# Trolling tomorrow



## Nitzey (Oct 9, 2007)

Haven't trolled all year and so are going to give it a try tomorrow, for wahoo. If we do any good, I will post some photos.


----------



## Ragon210 (Jul 11, 2013)

good luck! hope to see some pictures


----------



## RedLeg (Mar 15, 2014)

Have you looked at Hilton's? Where about are you planning on hitting? I'd love to see some good wahoo pics and stories! Seems like the offshore thread has been a bit cold...pun intended.


----------



## badonskybuccaneers (Aug 19, 2013)

One from Monday- gulf sure has been pretty though!! Awful tempting to anyone who IS NOT working. Can't say the same for this weekend! Gonna get snotty again. Good luck though! Be sure to share a story when you get back.


----------



## RedLeg (Mar 15, 2014)

looks purty!


----------



## Nitzey (Oct 9, 2007)

Here is my plan, such as it is. Go SE from the Pensacola Pass until we hit The Edge. Then troll to the Nipple. If we hit blue water, then troll back and forth over the blue water, green water line going SW. 

Not a sophisticated plan, but I am a novice trolling, and have not studied Hilton's nor Roffler's charts.


----------



## RedLeg (Mar 15, 2014)

Did ya go?


----------



## Nitzey (Oct 9, 2007)

Well, to start the day my wife was sick. She got and ate some deeply discounted seafood salad from WD, and thinks that gave her food poisoning. Then the tide was so low in the morning that I had a bad problem getting the boat off the lift. Am up before dawn straightening out the cables on a step ladder. It went downhill from there. ( a slight exaggeration ) The seas were flat in the bay but progressively worse the further we went out. It took us 1 1/2 hours to get near The Edge. We trolled from the Antares to The Edge but decided no further. No hits. So, we used our Penn Internationals to catch a few porgy and vermillion snapper for dinner. 

The good news is the water at The Edge was blue, no not "blue water", but a pretty dark blue - clean and beautiful. And there were clouds of fish on the screen right at The Edge.


----------



## jaster (Oct 7, 2007)

Great Report. Hope Mrs. Brenda feels better.

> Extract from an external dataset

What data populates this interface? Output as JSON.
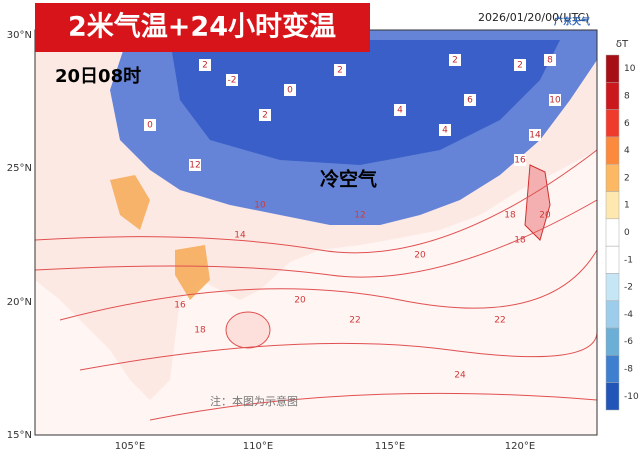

Stay away from discounted seafood!!!


----------



## Kim (Aug 5, 2008)

Sounds like you made the best of the situation, did some catching, got dinner and had a good day on the water. Screaming drags and areal displays of game fish are the fabric of every anglers dreams because more often than not we have to tell ourselves "next time". Great report even with no knock downs, you overcame some obstacles and got out there gave it your best shot, managed to bring home some dinner while most of us were wishing we were fishing!


----------



## KBGAub (Aug 19, 2012)

Envious of just getting out there!


----------